Consider a shot of tailings at the old titanium mine at Tahawus. On first glance, this looks like an abstract painting, with startling parallel lines over a gray background and odd tracking marks on the right-hand third. The accompanying caption tells us that the powdery waste left over from titanium extraction is unable to support the return of organic life. So, people have hauled logs, brush, and other organic debris onto the vast expanse of sterile tailings in an effort to give minimal plant life a purchase.
This image tells us so much: it’s on the site of the very first industrial scheme undertaken in the central Adirondacks, an iron mine that struggled and failed here before the Civil War. This mine was abandoned in the 1850s, but its titanium, hitherto not worth mining, emerged as a valuable commodity in World War II. A vast surface mine, something you might expect to see in southern West Virginia, metastasized here for nearly a half century. Its remnants are derelict buildings, a degraded landscape and acres of these pulverized tailings. The attempt to encourage some sort of recovery, by hauling these stripes of brush and logs onto the moon-like surface, represents the human impulse to fix things, the regret, or even guilt, percolating in at least some human breasts after an environmental crime. What I find especially evocative is how the brush has been laid out in precise, parallel lines. The image, captured so lucidly by Fair, is mesmerizing; its seductive geometry nearly erases the lifeless sterility of the tailings.

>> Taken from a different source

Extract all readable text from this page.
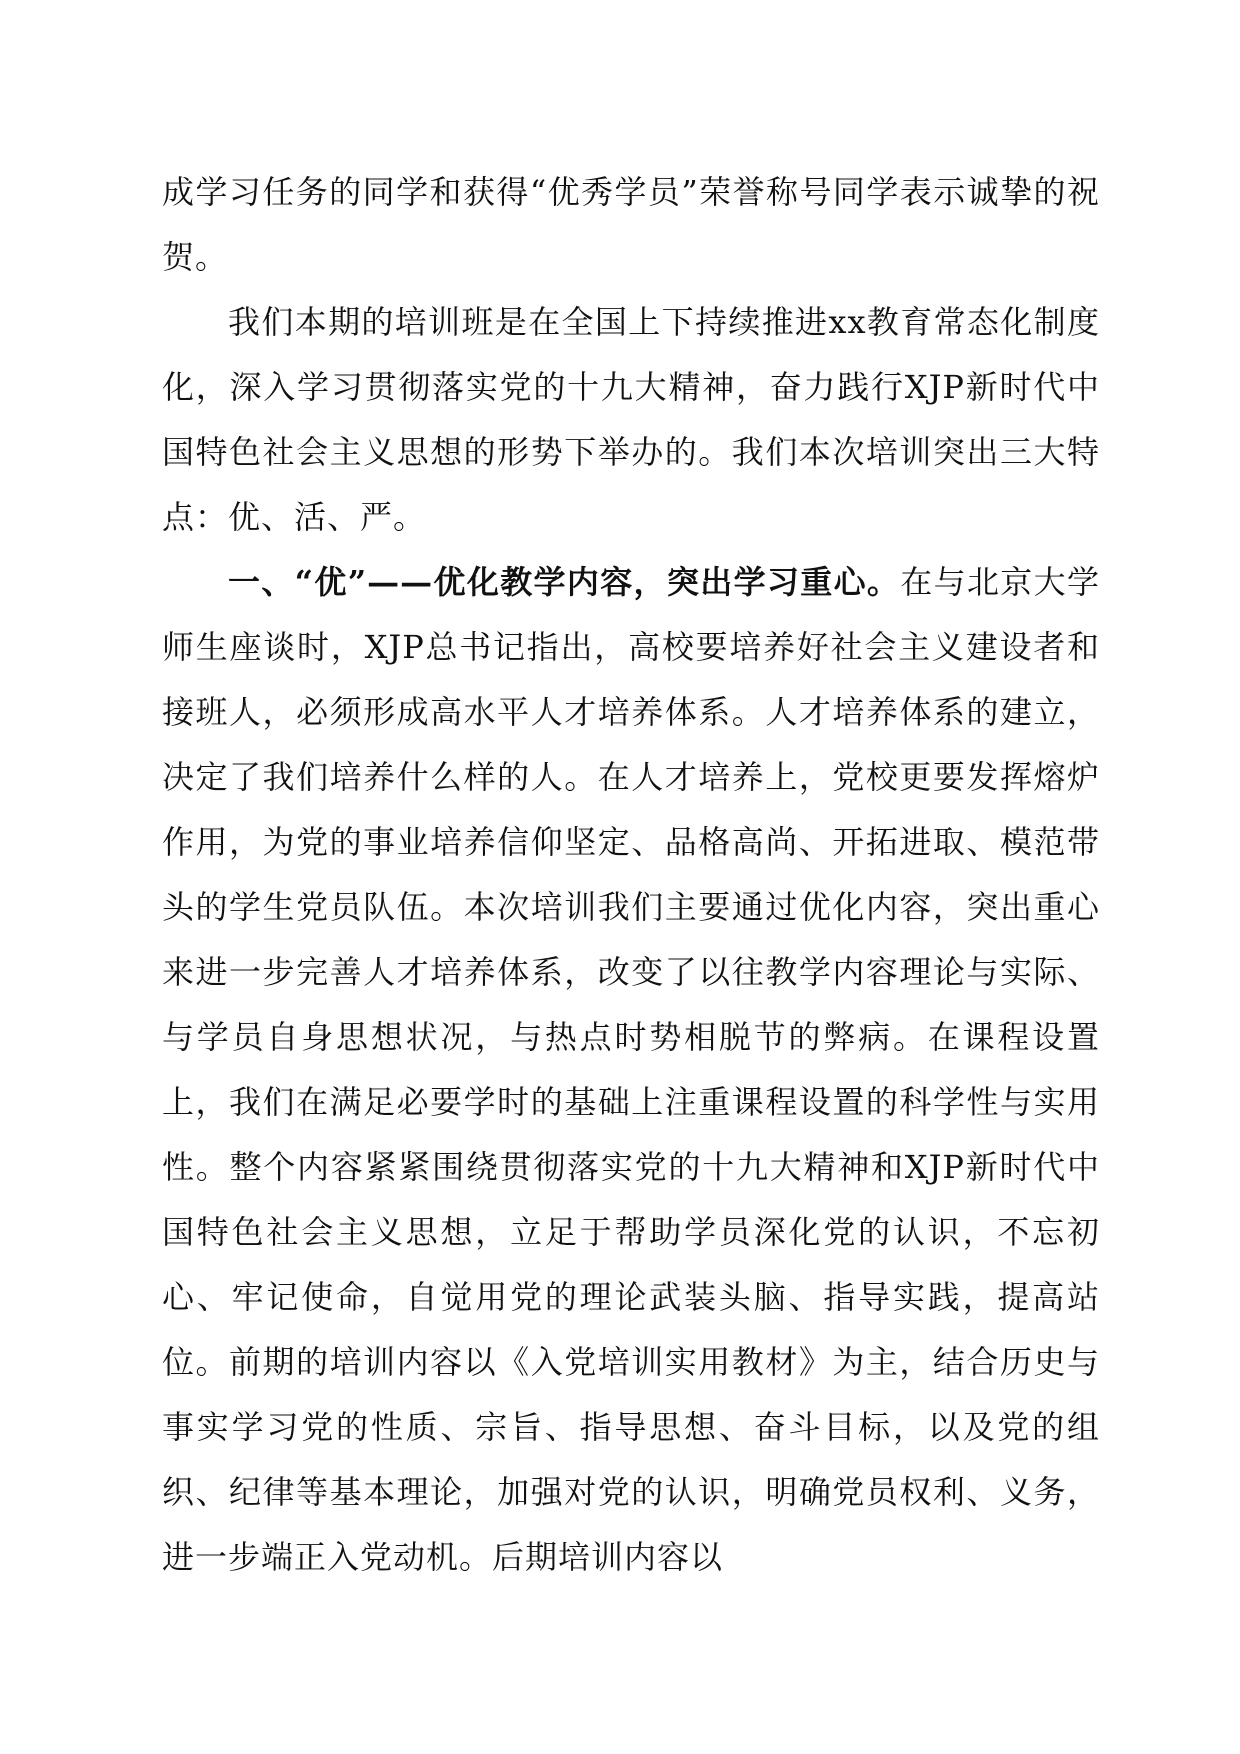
成学习任务的同学和获得“优秀学员”荣誉称号同学表示诚挚的祝贺。

我们本期的培训班是在全国上下持续推进xx教育常态化制度化，深入学习贯彻落实党的十九大精神，奋力践行XJP新时代中国特色社会主义思想的形势下举办的。我们本次培训突出三大特点：优、活、严。

一、“优”——优化教学内容，突出学习重心。在与北京大学师生座谈时，XJP总书记指出，高校要培养好社会主义建设者和接班人，必须形成高水平人才培养体系。人才培养体系的建立，决定了我们培养什么样的人。在人才培养上，党校更要发挥熔炉作用，为党的事业培养信仰坚定、品格高尚、开拓进取、模范带头的学生党员队伍。本次培训我们主要通过优化内容，突出重心来进一步完善人才培养体系，改变了以往教学内容理论与实际、与学员自身思想状况，与热点时势相脱节的弊病。在课程设置上，我们在满足必要学时的基础上注重课程设置的科学性与实用性。整个内容紧紧围绕贯彻落实党的十九大精神和XJP新时代中国特色社会主义思想，立足于帮助学员深化党的认识，不忘初心、牢记使命，自觉用党的理论武装头脑、指导实践，提高站位。前期的培训内容以《入党培训实用教材》为主，结合历史与事实学习党的性质、宗旨、指导思想、奋斗目标，以及党的组织、纪律等基本理论，加强对党的认识，明确党员权利、义务，进一步端正入党动机。后期培训内容以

A photo of a clearcut near Old Forge similarly emphasizes the ironic emergence of a compelling image from a scene of destruction. The tracks left by skidders and trucks on a denuded hillside look like the silhouette of a giant tree.
It’s not just industry that appeals to Fair’s lens. Two images from the Lake Placid region, one of the bobsled run and another of the downhill ski trails on Whiteface, offer sharp contrasts in light and shadow, conveying a story of environmental change wrought in the name of recreation. One could say that the Olympic facilities exemplify the recreation-industrial complex. With these, also, Fair has captured the odd marriage of havoc and aesthetically revealing patterns.
Fair is a skilled artist with a sharp eye. Other images in this show bring us the same paradoxes at the International Paper mill at Ticonderoga, old mills at Newton Falls and McKeever, and the Alcoa plant at Massena. In one corner of the exhibit is a short video presentation wherein naturalist Ed Kanze and Fair discuss the appeal of the Adirondacks and the indelible marks left here by human industry.
While the museum is now closed for 2022, “Scarred Landscape” will be open to the public through the end of the 2023 season. It’s tucked in at the middle of the Woods and Waters exhibit, on the same level as the cafeteria. And it’s well worth an hour of your time.